Keywords

1 Introduction

Character recognition (CR) is used as an umbrella term in various application domains that cover all types of machine recognition of characters [1, 2]. Character recognition is an art of detecting, segmenting and identifying characters from image. More precisely character recognition is the process of detecting and recognizing characters from input image and converts it into ASCII or other equivalent machine editable form. Conversion of handwritten characters is important for making several important documents related to our history, such as manuscripts, into machine editable form so that it can be easily accessed and preserved.

In this paper feature optimization is carried out by implementing optimization techniques such as differential evolution and particle swarm optimization from the literature. Cell-based directional distribution features are extracted from Telugu characters and these features are used for feature selection step. The organization of this paper is as follows: The related work is discussed in Sect. 2. The feature selection techniques are described in Sect. 3. The experimental results are discussed and compared in Sect. 4. Finally, the conclusions are quoted in Sect. 5.

2 Related Work

Pal et al. [3] developed an approach for Devanagari script containing basic, modified and compound characters. For classification all the characters are separated using the zonal information. Structural feature based binary tree classifier is used to recognize the basic and modified characters and to recognize compound characters a hybrid approach combination of structural characters and run based template is employed.

Sastry et al. developed database for Palm Leaf Character Recognition pertaining to Telugu (a south Indian language) [4, 5]. They extracted depth information from palm manuscripts. This additional feature proved to yield improved recognition accuracy.
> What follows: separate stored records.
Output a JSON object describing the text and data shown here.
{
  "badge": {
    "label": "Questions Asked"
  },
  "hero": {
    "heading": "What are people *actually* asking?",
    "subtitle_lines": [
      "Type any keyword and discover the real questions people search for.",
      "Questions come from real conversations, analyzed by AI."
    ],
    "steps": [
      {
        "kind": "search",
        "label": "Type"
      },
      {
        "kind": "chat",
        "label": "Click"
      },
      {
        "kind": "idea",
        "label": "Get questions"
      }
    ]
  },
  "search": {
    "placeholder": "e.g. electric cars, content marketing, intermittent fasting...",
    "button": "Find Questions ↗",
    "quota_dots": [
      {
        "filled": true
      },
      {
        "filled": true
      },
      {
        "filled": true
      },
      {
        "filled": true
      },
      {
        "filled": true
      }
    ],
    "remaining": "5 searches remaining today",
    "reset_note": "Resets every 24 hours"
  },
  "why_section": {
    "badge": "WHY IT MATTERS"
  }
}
Vijaya Lakshmi et al. [6,7,8] worked on isolated Telugu handwritten characters using zoning techniques and hybrid classification approaches. In [6] they reported the local feature extraction approaches yield better recognition of characters, compared to global feature extraction approaches. In [8] they reported that the recognition accuracy can be improved by classifying the characters using two classifiers viz., k-NN and SVM. For various feature extraction methods they reported improved recognition accuracy using two stage classification approach.

Manjunath Aradhya et al. [9, 10] worked on recognizing multilingual south-Indian scripts using Fourier transform and PCA. In [11] they worked on recognizing handwritten digit recognition using radon transform.

3 Proposed Methodology

In the proposed approach 50 basic isolated handwritten characters of Telugu script are considered for the experiments. The characters are collected from 360 different scribers of different profiles written in an isolated manner with different scale, translation and rotation. These documents are scanned at 300 dpi on flatbed scanner. The spacing between samples is enough to segment them by taking the horizontal and the vertical profiles. The character samples are converted into binary images using Otsu’s thresholding technique. All the images are normalized to a size of 50 \( \times \) 50. A total of 18,000 (50 \( \times \) 360) characters are considered in this work. These characters are preprocessed to remove noise and make the images invariant to scale, translation and rotation.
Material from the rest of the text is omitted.